Mereka membicarakan tentang kejadian di Kraton Kesultanan Banten. Sultan Zainal Arifin telah dikhianati oleh istrinya sendiri, Syarifah Fatimah, keturunan Arab yang mengaku sebagai keturunan Nabi Muhammad SAW, bekas janda pejabat VOC. Syarifah Fatimah yang ternyata mata-mata kompeni ini meracuni Sultan Zainal Arifin, suaminya sendiri. Dengan kekuasaan Allah SWT, Racun itu tidak mengakibatkan Sultan tewas, namun sultan mengalami kelainan yang kemudian di sebarkan oleh Syarifah Fatimah bahwa ia telah gila.
Dengan bantuan VOC Belanda, akhirnya Syarifah Fatimah menjadi orang yang paling berkuasa di Kesulthanan Banten. Iapun mengangkat Sayyid Abdullah, familinya, sebagai Sultan Banten. Sementara Pangeran Gusti, putra mahkota Sultan Zainal Arifin, dibuang ke Ceylon, Srilanka.
Tidak hanya mengangkat Sayyid Abdullah sebagai Sultan di Banten, Syarifah Fatimah juga mengangkat familinya yang lain, Sayid Abu Utsman, sebagai Aria Grendeng di Tanggerang, mendampingi Kapten Brooks sebagai penguasa kompeni di Tangerang.
inilah mengapa hari itu, keluarga kesultanan Banten, Cirebon dan Tangerang kumpul di kediaman Ki Tapa bin Ratna Sukaesih binti Raden Aria Wangsakara, di Gunung Munara, sekarang sekitar Rumpin Bogor. Mereka sedang mempersiapkan pemberontakan terhadap Syarifah Fatimah dan Sayyid Abdullah yang merupakan sultan boneka antek kompeni Belanda.

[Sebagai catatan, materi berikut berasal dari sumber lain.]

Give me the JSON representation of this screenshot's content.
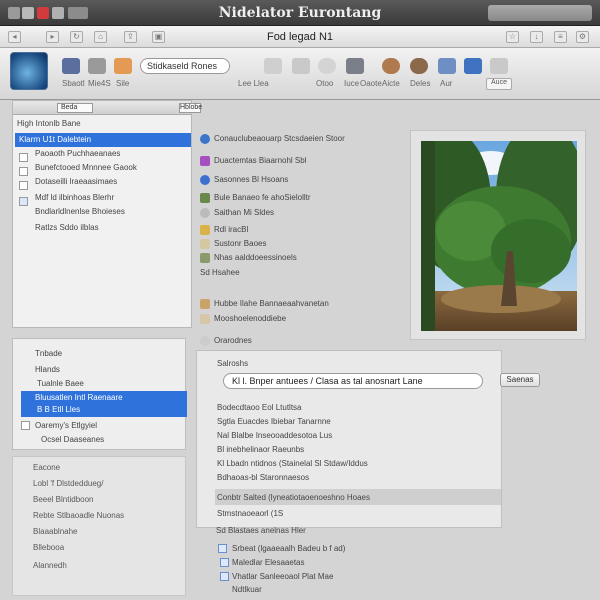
{
  "window": {
    "title": "Nidelator Eurontang"
  },
  "pathbar": {
    "label": "Fod legad N1"
  },
  "toolbar": {
    "search_value": "Stidkaseld Rones",
    "labels": [
      "Sbaotl",
      "Mie4S",
      "Sile",
      "Lee  Llea",
      "Otoo",
      "Iuce",
      "Oaote",
      "Aicte",
      "Deles",
      "Aur"
    ],
    "button": "Auce"
  },
  "left_list": {
    "header_field": "Beda",
    "header_field2": "Hblobe",
    "items": [
      "High Intonlb Bane",
      "Klarrn U1t Dalebtein",
      "Paoaoth Puchhaeanaes",
      "Bunefctooed Mnnnee Gaook",
      "Dotaseilli lraeaasimaes",
      "Mdf ld ilbinhoas Blerhr",
      "Bndlarldlnenlse Bhoieses",
      "Ratlzs Sddo ilblas"
    ],
    "selected_index": 1
  },
  "middle_list": {
    "header": "Conauclubeaouarp Stcsdaeien Stoor",
    "items": [
      "Duactemtas Biaarnohl Sbl",
      "Sasonnes Bl Hsoans",
      "Bule Banaeo fe ahoSielolltr",
      "Saithan Mi Sldes",
      "Rdl iracBl",
      "Sustonr Baoes",
      "Nhas aalddoeessinoels",
      "Sd Hsahee",
      "Hubbe Ilahe Bannaeaahvanetan",
      "Mooshoelenoddiebe",
      "Orarodnes"
    ]
  },
  "left_mid": {
    "items": [
      "Tnbade",
      "Hlands",
      "Tualnle Baee",
      "Bluusatlen Intl Raenaare",
      "B B Etll Lles",
      "Oaremy's Etlgyiel",
      "Ocsel Daaseanes"
    ]
  },
  "left_bottom": {
    "header": "Eacone",
    "items": [
      "Lobl 'f Dlstdeddueg/",
      "Beeel Blntidboon",
      "Rebte Stlbaoadle Nuonas",
      "Blaaablnahe",
      "Bllebooa",
      "Alannedh"
    ]
  },
  "panel": {
    "title": "Salroshs",
    "input_value": "Kl l. Bnper antuees / Clasa as tal anosnart Lane",
    "button": "Saenas",
    "rows": [
      "Bodecdtaoo Eol Ltutltsa",
      "Sgtla Euacdes Ibiebar Tanarnne",
      "Nal Blalbe Inseooaddesotoa Lus",
      "Bl inebhelinaor Raeunbs",
      "Kl Lbadn ntidnos (Stainelal Sl Stdaw/Iddus",
      "Bdhaoas-bl Staronnaesos",
      "Conbtr Salted (lyneatiotaoenoeshno Hoaes",
      "Stmstnaoeaorl (1S"
    ]
  },
  "bottom_mid": {
    "header": "Sd Blastaes anelnas Hler",
    "items": [
      "Srbeat (lgaaeaalh Badeu b f ad)",
      "Maledlar Elesaaetas",
      "Vhatlar Sanleeoaol Plat Mae",
      "Ndtlkuar"
    ]
  },
  "colors": {
    "accent": "#2f72dc",
    "titlebar": "#3f3f3f",
    "close": "#d23b3b"
  }
}
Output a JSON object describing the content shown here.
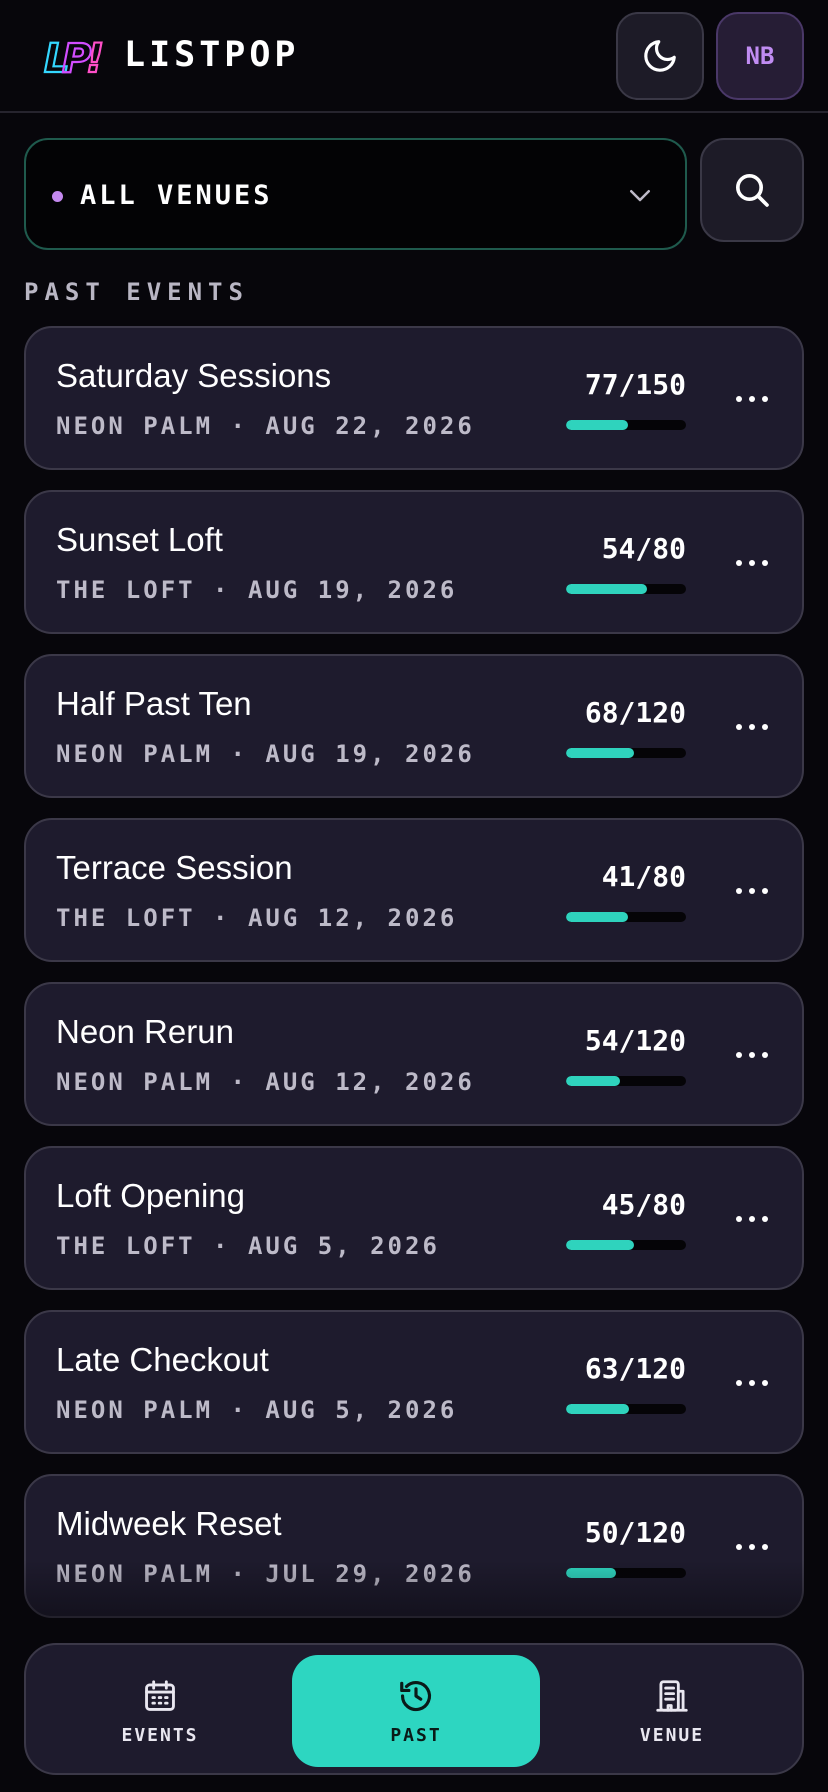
{
  "header": {
    "logo_text": "LP!",
    "brand": "LISTPOP",
    "theme_icon": "moon-icon",
    "avatar_initials": "NB"
  },
  "filter": {
    "venue_label": "ALL VENUES",
    "search_icon": "search-icon"
  },
  "section_title": "PAST EVENTS",
  "events": [
    {
      "name": "Saturday Sessions",
      "venue": "NEON PALM",
      "date": "AUG 22, 2026",
      "count": "77/150",
      "fill": 0.513
    },
    {
      "name": "Sunset Loft",
      "venue": "THE LOFT",
      "date": "AUG 19, 2026",
      "count": "54/80",
      "fill": 0.675
    },
    {
      "name": "Half Past Ten",
      "venue": "NEON PALM",
      "date": "AUG 19, 2026",
      "count": "68/120",
      "fill": 0.567
    },
    {
      "name": "Terrace Session",
      "venue": "THE LOFT",
      "date": "AUG 12, 2026",
      "count": "41/80",
      "fill": 0.513
    },
    {
      "name": "Neon Rerun",
      "venue": "NEON PALM",
      "date": "AUG 12, 2026",
      "count": "54/120",
      "fill": 0.45
    },
    {
      "name": "Loft Opening",
      "venue": "THE LOFT",
      "date": "AUG 5, 2026",
      "count": "45/80",
      "fill": 0.563
    },
    {
      "name": "Late Checkout",
      "venue": "NEON PALM",
      "date": "AUG 5, 2026",
      "count": "63/120",
      "fill": 0.525
    },
    {
      "name": "Midweek Reset",
      "venue": "NEON PALM",
      "date": "JUL 29, 2026",
      "count": "50/120",
      "fill": 0.417
    }
  ],
  "nav": {
    "items": [
      {
        "label": "EVENTS",
        "icon": "calendar-icon",
        "active": false
      },
      {
        "label": "PAST",
        "icon": "history-icon",
        "active": true
      },
      {
        "label": "VENUE",
        "icon": "building-icon",
        "active": false
      }
    ]
  },
  "colors": {
    "accent": "#2fd3bd",
    "purple": "#c489ef",
    "card": "#1e1b2d",
    "background": "#07060b"
  }
}
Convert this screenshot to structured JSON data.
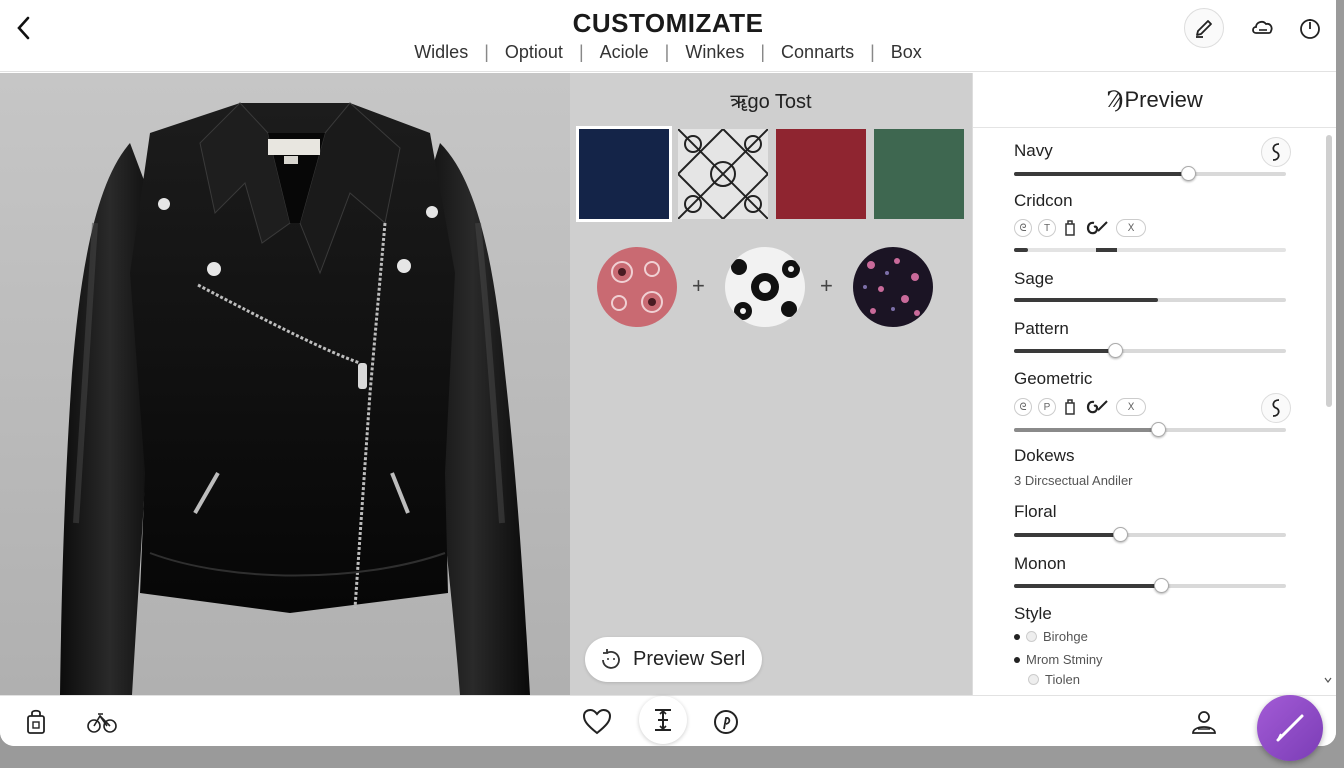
{
  "header": {
    "title": "CUSTOMIZATE",
    "tabs": [
      "Widles",
      "Optiout",
      "Aciole",
      "Winkes",
      "Connarts",
      "Box"
    ]
  },
  "middle": {
    "title": "ॠgo Tost",
    "swatch_colors": [
      "#142448",
      "#e5e5e5",
      "#8f2530",
      "#3e6750"
    ],
    "pattern_circles": [
      "rose-floral-pattern",
      "black-white-floral-pattern",
      "dark-dotted-pattern"
    ],
    "plus": "+",
    "preview_button": "Preview Serl"
  },
  "right": {
    "title": "Preview",
    "title_glyph": "Ϡ",
    "rows": {
      "navy": {
        "label": "Navy",
        "value": 0.64
      },
      "cridcon": {
        "label": "Cridcon",
        "value_a": 0.05,
        "value_b": 0.38
      },
      "sage": {
        "label": "Sage",
        "value": 0.53
      },
      "pattern": {
        "label": "Pattern",
        "value": 0.37
      },
      "geometric": {
        "label": "Geometric",
        "value": 0.53
      },
      "dokews": {
        "label": "Dokews",
        "sub": "3 Dircsectual Andiler"
      },
      "floral": {
        "label": "Floral",
        "value": 0.39
      },
      "monon": {
        "label": "Monon",
        "value": 0.54
      },
      "style": {
        "label": "Style",
        "options": [
          "Birohge",
          "Mrom Stminy",
          "Tiolen"
        ]
      }
    },
    "mini_icons": [
      "T",
      "P"
    ]
  },
  "colors": {
    "accent": "#8e4cc7",
    "panel_mid": "#cfcfcf"
  }
}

Yang menjadi target adalah dua pusat kekuatan kompeni, yaitu di Kerathon Surasowan dan di Tangerang. Dipersiapkanlah penyerangan di kedua titik itu. Sebelum hari H, Ki Tapa mengutus kedua putranya, Ki Mahdor dan Ki Mihdor untuk datang ke Kali pasir menemui Pamannya yaitu Ki Endeng Bagus Uning, dalam kesempatan itu Keduanya mengatakan bahwa nama asli ayahnya tidak boleh dicatat dalam buku apapun, cukup namanya ditulis Ki Tapa. Ki Mahdor dan Ki Mihdor adalah santri dari Ki Sera, seorang kiayi yang ahli pencak silat dari Karawaci.
Kemudian diutuslah Raden kohar dan Raden Romdon dari Kali Pasir untuk menemui para keluarga di Banten Girang. Pada hari yang disepakati pasukan Ki Tapa dan Tubagus Buang menyerang Kraton Surasowan. Namun serangan pertama ini gagal karena pasukan Syarifah fatimah yang di bantu Belanda begitu kuat.
Maka di buatlah taktik perang gerilya, yaitu dengan mengadakan serangan di berbagai tempat. Dibuatlah kantong-kantong pejuang di sana-sini untuk mengecoh pasukan Ratu Syarifah dan Belanda. Pandeglang, jasinga, Bogor dan Tangerang bergolak.
Ki Mihdor, putra Ki Tapa, di bantu oleh Ki Gambyeng dan Ki Damirin atau dikenal dengan nama penghulu Dami, menyerang pasukan Kompeni di Pinang dekat sungai Ciangke. Sementara adiknya, Ki Mahdor, bersama Ki Anggara menyerang Curug dan Rajeg. Sementara Benteng Belanda di Tangerang di serang oleh Ki Bana dan Ki Tanggal. Ki Ragil dari Cikande dan Ki Akhir bin Ki Karomuddin, Cucu Syekh Ciliwulung Kresek, menyerang Karawaci dari Kelapa Dua.
Ki Tapa sendiri bersama pasukan berani matinya menyerang kompeni di Kademangan. Sementara Tubagus Buang dan tentaranya mengobrak-abrik pusat kompeni di caringin. Pesantren Ki Sera di Karawaci di serbu dan di bakar oleh kompeni. Pesantren ini dianggap berbahaya karena Ki Mahdor dan Ki Mihdor dari Pinang yang ikut memberontak mesantren di tempat itu.
Kompeni kewalahan menghadapi serangan-serangan yang dibantu seluruh rakyat Banten ini. kemudian kompeni memberlakukan peraturan bahwa warga pribumi dilarang keluar dari rumah. Hal ini bermaksud agar rakyat tidak bisa membantu logistik pasukan pejuang. Masa pemberlakuan peraturan itu dikenal dengan: “Usum poek peuting poek beurang, masa malam gelap siang gelap”.
Setelah segala daya upaya dilakukan untuk menumpas pasukan Ki Tapa dan Tubagus Buang akhirnya Kompeni Belanda menyerah. Sayyid Abdullah, sultan boneka Belanda, diturunkan dari jabatannya sebagai Sultan Banten. Pangeran Gusti dipulangkan dari Srilanka dan ditetapkan sebagai Sultan Banten. Begitu juga di Tangerang, Sayyid Abu Utsman diturunkan sebagai aria Gerendeng digantikan oleh Raden Romdon. Sementara Syarifah Fatimah dibuang di Pulau Edam di Pulau Seribu sampai meninggal dunia. (Di sarikan dari buku manuskrip Pararimbon ka-Ariyaan parahyang h. 12-13) Wallahu A’lam bi al Showwab.